[第14回]

史上初か!? 淡路島へ人力車を運ぶ

(2017年5月27日 掲載)
淡路島へ渡るフェリーを運航するジェノバラインの船着き場。人力車を目立つように停める

 今回の遠征で肝要となる部分のひとつが人力車の運搬だ。出発地の鹿児島には人力車の親方に頼みハイエースに積んで運搬した。遠征の中でも人力車を持ち込めるかどうかがもっとも不確定だったのが淡路島だ。なぜなら人力車を確実に積み込むことができるフェリーが存在しないからだ。では、どうしたか?

 連日の行動で原稿を書く時間もないまま、締め切りがアッという間にやってくる。休養日は10日に1日程度取っているが、何かとやることが溜まっていてすぐに1日が終わってしまう。遠征に出て約3カ月。距離は2300キロ程度。

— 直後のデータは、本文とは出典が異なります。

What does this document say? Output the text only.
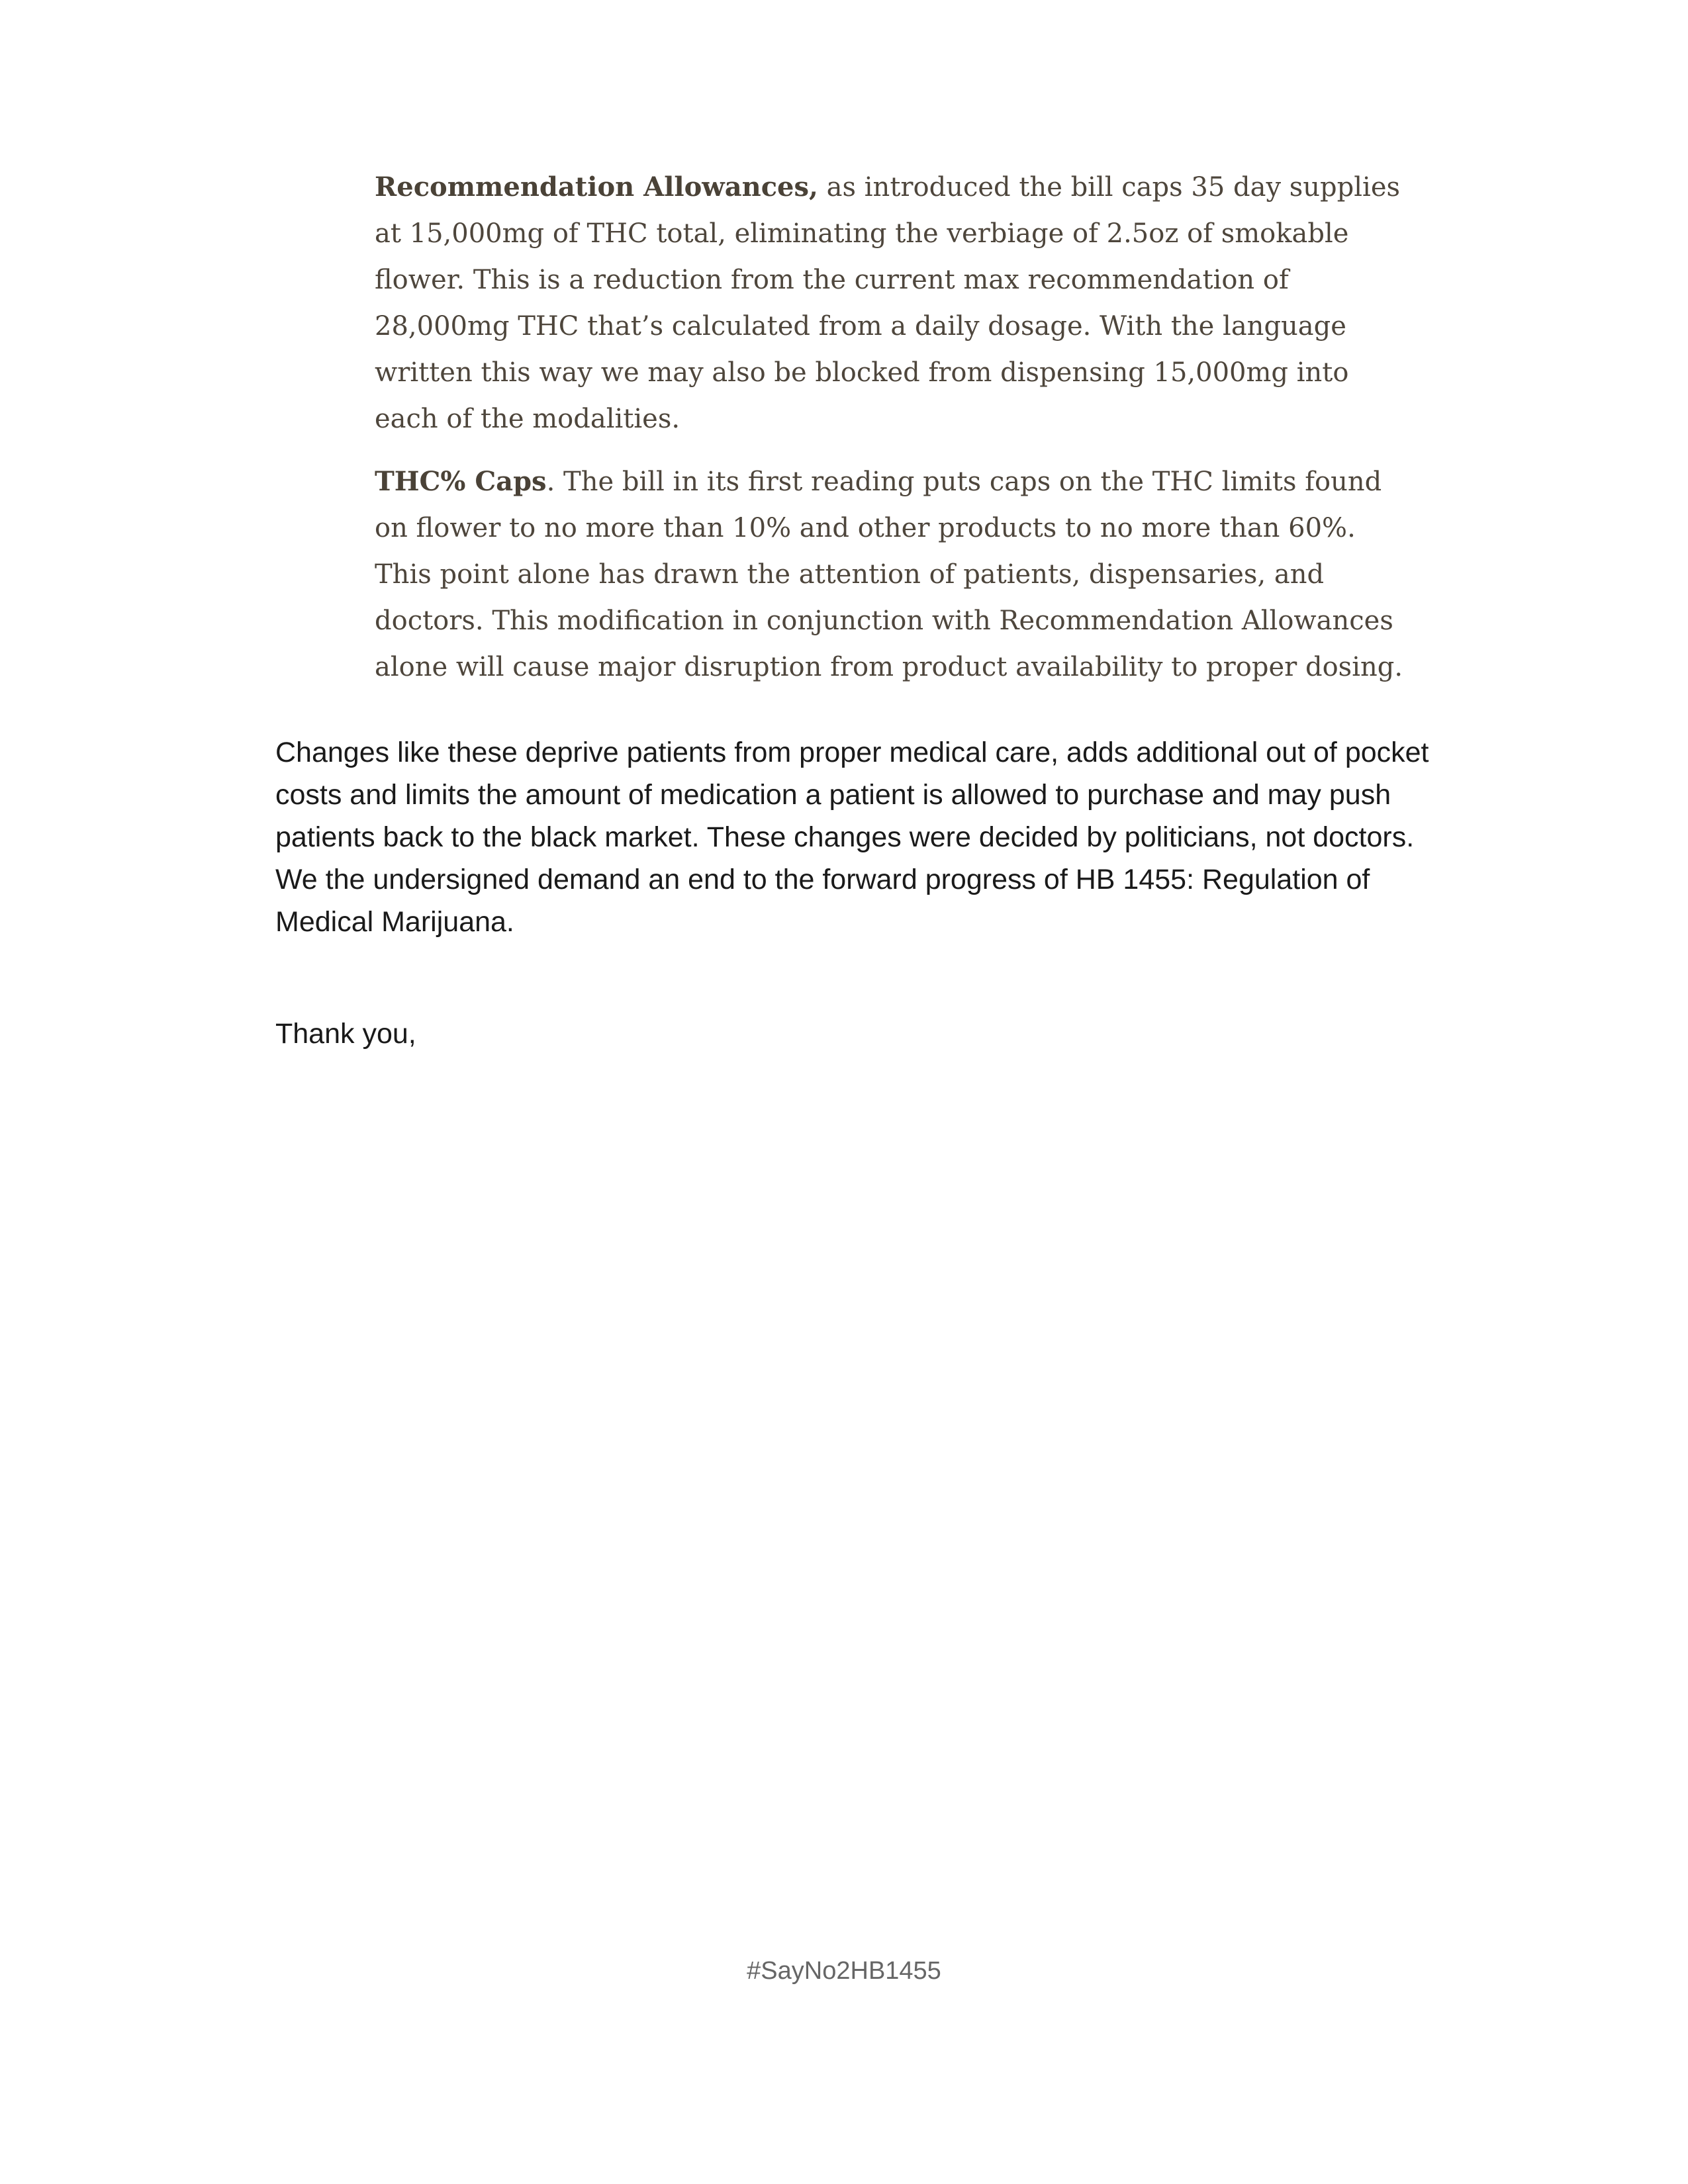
Recommendation Allowances, as introduced the bill caps 35 day supplies at 15,000mg of THC total, eliminating the verbiage of 2.5oz of smokable flower. This is a reduction from the current max recommendation of 28,000mg THC that’s calculated from a daily dosage. With the language written this way we may also be blocked from dispensing 15,000mg into each of the modalities.

THC% Caps. The bill in its first reading puts caps on the THC limits found on flower to no more than 10% and other products to no more than 60%. This point alone has drawn the attention of patients, dispensaries, and doctors. This modification in conjunction with Recommendation Allowances alone will cause major disruption from product availability to proper dosing.

Changes like these deprive patients from proper medical care, adds additional out of pocket costs and limits the amount of medication a patient is allowed to purchase and may push patients back to the black market. These changes were decided by politicians, not doctors. We the undersigned demand an end to the forward progress of HB 1455: Regulation of Medical Marijuana.

Thank you,

#SayNo2HB1455
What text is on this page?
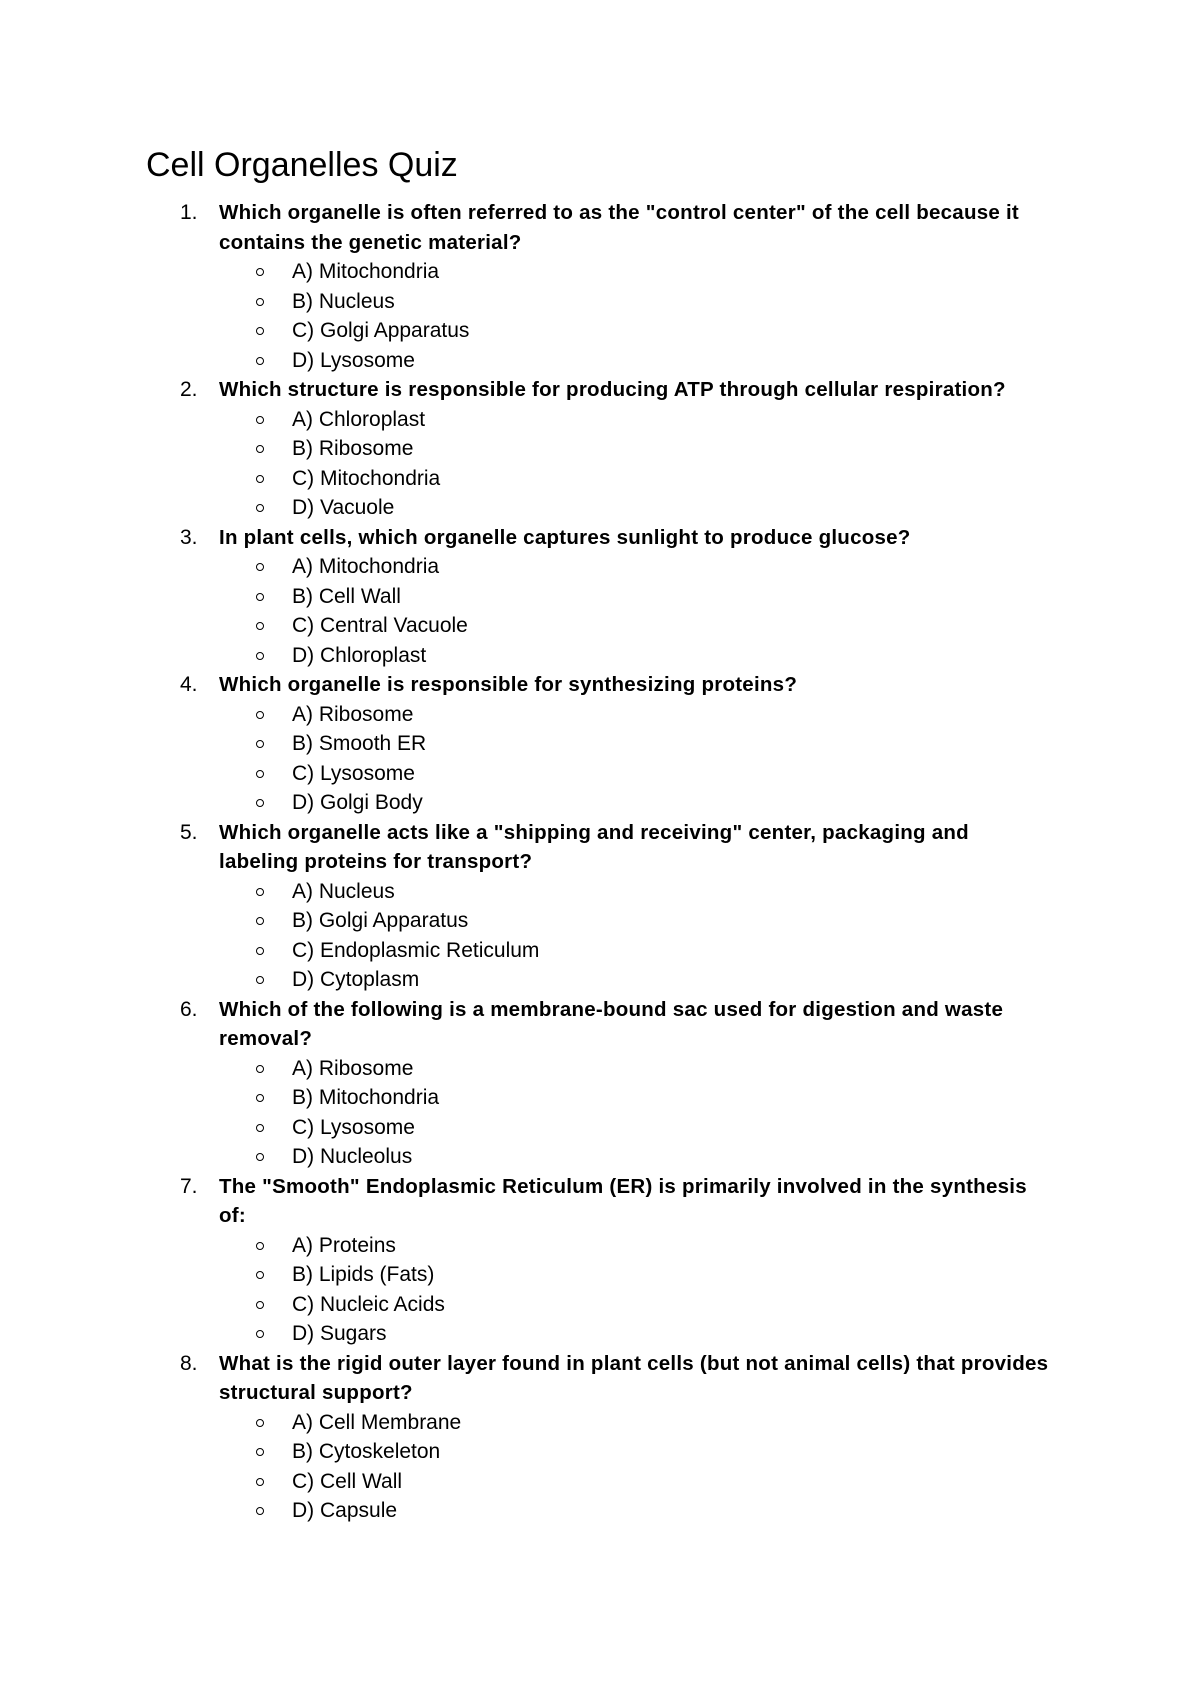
Cell Organelles Quiz
1. Which organelle is often referred to as the "control center" of the cell because it contains the genetic material?
A) Mitochondria
B) Nucleus
C) Golgi Apparatus
D) Lysosome
2. Which structure is responsible for producing ATP through cellular respiration?
A) Chloroplast
B) Ribosome
C) Mitochondria
D) Vacuole
3. In plant cells, which organelle captures sunlight to produce glucose?
A) Mitochondria
B) Cell Wall
C) Central Vacuole
D) Chloroplast
4. Which organelle is responsible for synthesizing proteins?
A) Ribosome
B) Smooth ER
C) Lysosome
D) Golgi Body
5. Which organelle acts like a "shipping and receiving" center, packaging and labeling proteins for transport?
A) Nucleus
B) Golgi Apparatus
C) Endoplasmic Reticulum
D) Cytoplasm
6. Which of the following is a membrane-bound sac used for digestion and waste removal?
A) Ribosome
B) Mitochondria
C) Lysosome
D) Nucleolus
7. The "Smooth" Endoplasmic Reticulum (ER) is primarily involved in the synthesis of:
A) Proteins
B) Lipids (Fats)
C) Nucleic Acids
D) Sugars
8. What is the rigid outer layer found in plant cells (but not animal cells) that provides structural support?
A) Cell Membrane
B) Cytoskeleton
C) Cell Wall
D) Capsule
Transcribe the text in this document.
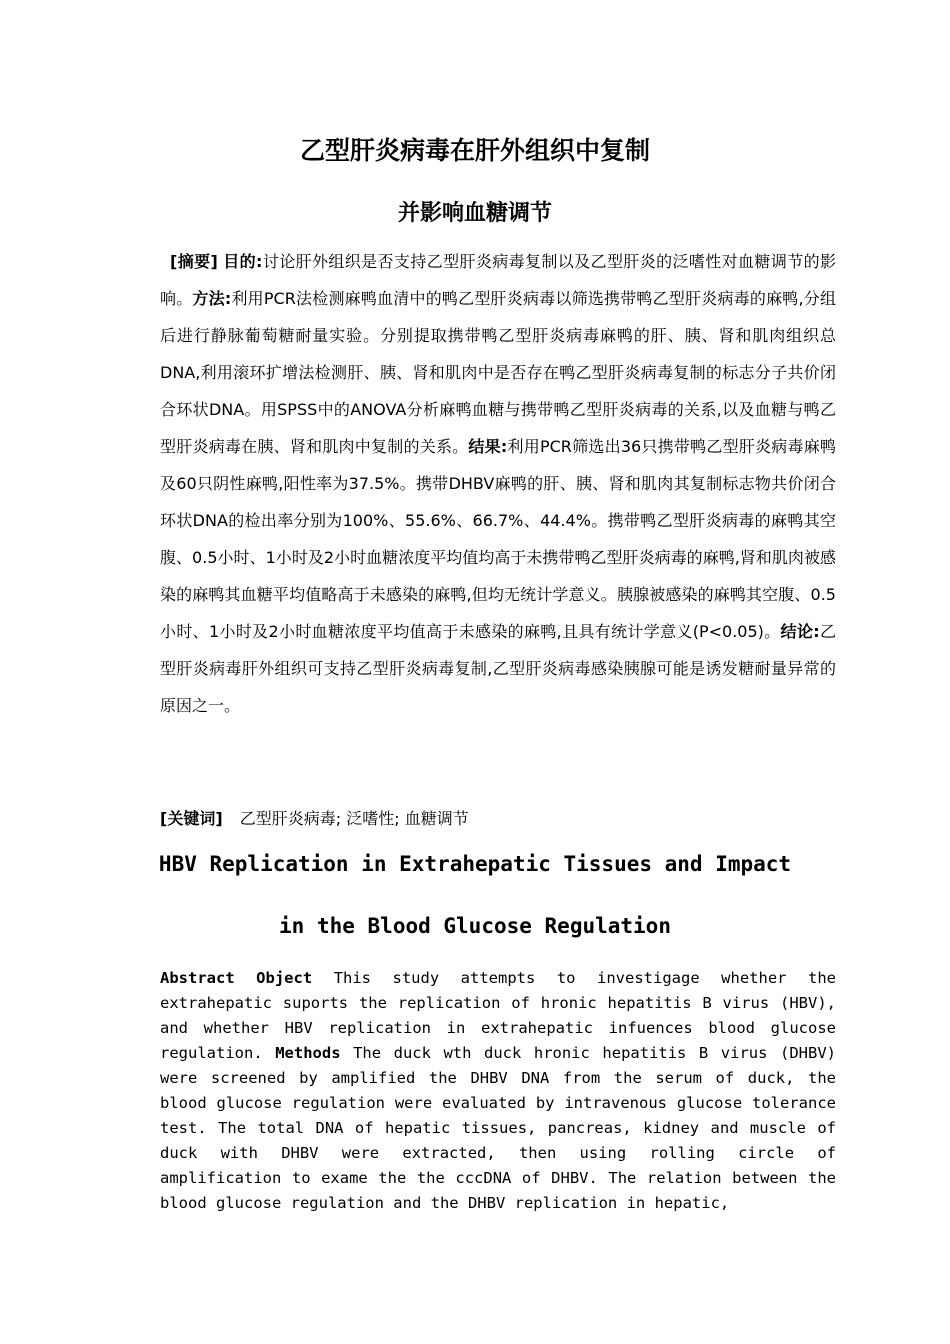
乙型肝炎病毒在肝外组织中复制
并影响血糖调节
[摘要] 目的:讨论肝外组织是否支持乙型肝炎病毒复制以及乙型肝炎的泛嗜性对血糖调节的影响。方法:利用PCR法检测麻鸭血清中的鸭乙型肝炎病毒以筛选携带鸭乙型肝炎病毒的麻鸭,分组后进行静脉葡萄糖耐量实验。分别提取携带鸭乙型肝炎病毒麻鸭的肝、胰、肾和肌肉组织总DNA,利用滚环扩增法检测肝、胰、肾和肌肉中是否存在鸭乙型肝炎病毒复制的标志分子共价闭合环状DNA。用SPSS中的ANOVA分析麻鸭血糖与携带鸭乙型肝炎病毒的关系,以及血糖与鸭乙型肝炎病毒在胰、肾和肌肉中复制的关系。结果:利用PCR筛选出36只携带鸭乙型肝炎病毒麻鸭及60只阴性麻鸭,阳性率为37.5%。携带DHBV麻鸭的肝、胰、肾和肌肉其复制标志物共价闭合环状DNA的检出率分别为100%、55.6%、66.7%、44.4%。携带鸭乙型肝炎病毒的麻鸭其空腹、0.5小时、1小时及2小时血糖浓度平均值均高于未携带鸭乙型肝炎病毒的麻鸭,肾和肌肉被感染的麻鸭其血糖平均值略高于未感染的麻鸭,但均无统计学意义。胰腺被感染的麻鸭其空腹、0.5小时、1小时及2小时血糖浓度平均值高于未感染的麻鸭,且具有统计学意义(P<0.05)。结论:乙型肝炎病毒肝外组织可支持乙型肝炎病毒复制,乙型肝炎病毒感染胰腺可能是诱发糖耐量异常的原因之一。
[关键词] 乙型肝炎病毒; 泛嗜性; 血糖调节
HBV Replication in Extrahepatic Tissues and Impact
in the Blood Glucose Regulation
Abstract Object This study attempts to investigage whether the extrahepatic suports the replication of hronic hepatitis B virus (HBV), and whether HBV replication in extrahepatic infuences blood glucose regulation. Methods The duck wth duck hronic hepatitis B virus (DHBV) were screened by amplified the DHBV DNA from the serum of duck, the blood glucose regulation were evaluated by intravenous glucose tolerance test. The total DNA of hepatic tissues, pancreas, kidney and muscle of duck with DHBV were extracted, then using rolling circle of amplification to exame the the cccDNA of DHBV. The relation between the blood glucose regulation and the DHBV replication in hepatic,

思った以上に順調である。九州から山陰、山陽と周ってきた。これまで3つの島に渡ったが、いずれも自動車を積み込めるフェリーが運行しているので人力車を確実に運べると分かっていた。唯一、懸念があったのは淡路島であった。淡路島には伊弉諾(いざなぎ)神宮という一宮がある。ぜひ人力車を伴って参拝したいが、これはもう現場での判断に委ねるしかなかった。